Lumière sur nos doctorantes et doctorants: Zakari Liré
Crédit photo : Zakari Liré
Après des études primaires et secondaires dans son pays d’origine, Zakari Liré obtient un diplôme de premier cycle en bioéconomie à l’Université de Dakar. Il amorce ensuite une carrière professionnelle au sein du Conseil africain et malgache pour l’enseignement supérieur, où il travaille à l’harmonisation des politiques d’enseignement supérieur dans 19 pays francophones. Parallèlement à cette expérience, il poursuit ses études en Europe, complétant une maîtrise en science de la documentation et de l'information à l’Université Paris 8, puis un master en applications informatiques à l’Université Marne-la-Vallée, avant d’entreprendre un doctorat en communication publique à l’Université Laval.
Intitulée «La médiation des savoirs locaux dans les institutions d’enseignement supérieur et de recherche en Afrique francophone subsaharienne: le cas de l’Université Joseph Ki‑Zerbo au Burkina Faso» sa thèse est réalisée sous la codirection de Henri Assogba et Isabelle Clerc.

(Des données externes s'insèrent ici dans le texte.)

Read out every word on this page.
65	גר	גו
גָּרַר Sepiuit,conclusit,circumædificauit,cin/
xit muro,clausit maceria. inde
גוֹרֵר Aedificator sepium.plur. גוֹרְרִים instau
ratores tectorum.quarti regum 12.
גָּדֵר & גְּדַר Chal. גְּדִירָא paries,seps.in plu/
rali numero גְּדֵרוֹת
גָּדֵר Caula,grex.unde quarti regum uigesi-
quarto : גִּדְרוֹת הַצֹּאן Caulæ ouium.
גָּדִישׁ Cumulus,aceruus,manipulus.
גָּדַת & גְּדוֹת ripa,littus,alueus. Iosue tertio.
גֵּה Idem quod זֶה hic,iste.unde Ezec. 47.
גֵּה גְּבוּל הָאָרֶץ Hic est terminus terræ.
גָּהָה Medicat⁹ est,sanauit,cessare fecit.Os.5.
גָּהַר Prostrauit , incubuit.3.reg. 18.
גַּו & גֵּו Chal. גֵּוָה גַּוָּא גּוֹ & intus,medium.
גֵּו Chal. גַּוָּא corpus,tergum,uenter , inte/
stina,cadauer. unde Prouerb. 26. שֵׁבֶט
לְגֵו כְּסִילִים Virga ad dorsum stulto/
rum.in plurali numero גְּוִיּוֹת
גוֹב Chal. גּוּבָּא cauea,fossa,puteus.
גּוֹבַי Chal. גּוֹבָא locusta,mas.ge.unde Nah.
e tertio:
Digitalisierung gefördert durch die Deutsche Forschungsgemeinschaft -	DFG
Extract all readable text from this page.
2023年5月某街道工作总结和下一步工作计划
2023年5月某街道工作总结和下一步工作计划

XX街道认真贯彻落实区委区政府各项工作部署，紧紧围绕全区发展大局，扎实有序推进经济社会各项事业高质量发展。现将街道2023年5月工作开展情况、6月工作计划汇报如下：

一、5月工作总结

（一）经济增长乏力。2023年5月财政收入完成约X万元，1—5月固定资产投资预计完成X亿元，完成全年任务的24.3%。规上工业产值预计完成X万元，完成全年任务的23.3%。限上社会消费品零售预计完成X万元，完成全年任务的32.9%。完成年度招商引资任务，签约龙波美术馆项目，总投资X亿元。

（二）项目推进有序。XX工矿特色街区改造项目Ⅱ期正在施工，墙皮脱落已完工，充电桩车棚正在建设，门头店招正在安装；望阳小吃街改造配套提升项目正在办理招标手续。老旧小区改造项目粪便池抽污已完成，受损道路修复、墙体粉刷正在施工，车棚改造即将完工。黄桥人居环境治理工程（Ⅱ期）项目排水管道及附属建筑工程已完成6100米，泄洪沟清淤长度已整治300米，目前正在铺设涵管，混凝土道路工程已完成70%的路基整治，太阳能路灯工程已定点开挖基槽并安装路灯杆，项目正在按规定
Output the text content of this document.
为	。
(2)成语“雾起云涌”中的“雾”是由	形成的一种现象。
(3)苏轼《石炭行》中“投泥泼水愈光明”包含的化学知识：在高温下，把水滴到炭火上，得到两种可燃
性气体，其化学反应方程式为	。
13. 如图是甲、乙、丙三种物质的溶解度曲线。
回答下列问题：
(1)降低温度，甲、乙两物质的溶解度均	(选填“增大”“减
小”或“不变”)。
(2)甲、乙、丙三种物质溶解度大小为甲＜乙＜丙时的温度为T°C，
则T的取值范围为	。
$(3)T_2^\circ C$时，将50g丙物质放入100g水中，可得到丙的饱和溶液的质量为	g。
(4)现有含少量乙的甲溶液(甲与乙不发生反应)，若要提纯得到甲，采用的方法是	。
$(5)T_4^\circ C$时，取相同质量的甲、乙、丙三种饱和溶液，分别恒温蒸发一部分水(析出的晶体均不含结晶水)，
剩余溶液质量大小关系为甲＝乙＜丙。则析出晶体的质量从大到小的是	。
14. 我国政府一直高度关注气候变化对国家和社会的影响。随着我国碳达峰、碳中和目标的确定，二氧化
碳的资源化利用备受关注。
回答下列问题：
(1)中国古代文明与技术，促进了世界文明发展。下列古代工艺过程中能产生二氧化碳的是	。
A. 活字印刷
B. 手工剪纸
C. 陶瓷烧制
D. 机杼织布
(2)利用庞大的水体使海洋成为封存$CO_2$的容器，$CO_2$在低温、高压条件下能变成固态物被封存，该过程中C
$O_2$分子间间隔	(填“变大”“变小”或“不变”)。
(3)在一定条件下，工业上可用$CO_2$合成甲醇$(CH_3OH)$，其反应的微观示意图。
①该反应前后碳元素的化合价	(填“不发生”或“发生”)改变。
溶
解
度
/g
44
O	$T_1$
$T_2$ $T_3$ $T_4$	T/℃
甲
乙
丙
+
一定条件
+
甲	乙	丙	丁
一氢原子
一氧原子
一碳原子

À travers une étude de cas, il s’intéresse à la manière dont les chercheurs rendent compte des savoirs locaux dans leurs productions scientifiques et techniques, ainsi qu’aux facteurs qui influencent ces pratiques.
Le caractère original et novateur de son projet réside dans le fait que la médiation des savoirs demeure peu étudiée de manière systématique. Elle permet également de questionner les conditions de reconnaissance des savoirs au sein de l’université et de souligner la tension entre les exigences normatives de la science et les réalités locales. Parmi ses contributions, il identifie un phénomène de «double invisibilisation» des savoirs locaux, lié à la fois aux contraintes de la production scientifique et à celles de leur diffusion dans un système d’édition peu perméable à certains types de savoirs.
À la suite de la soutenance de sa thèse, Zakari Liré souhaite poursuivre ses recherches, notamment en envisageant un stage postdoctoral. Il entend approfondir ses travaux sur la médiation, la mobilisation, le transfert et la valorisation des connaissances, en particulier dans le contexte de la production scientifique en Afrique. Il prévoit également continuer à évoluer professionnellement dans des domaines liés à ces enjeux, afin de prolonger sa réflexion et contribuer à une meilleure reconnaissance de la diversité des savoirs.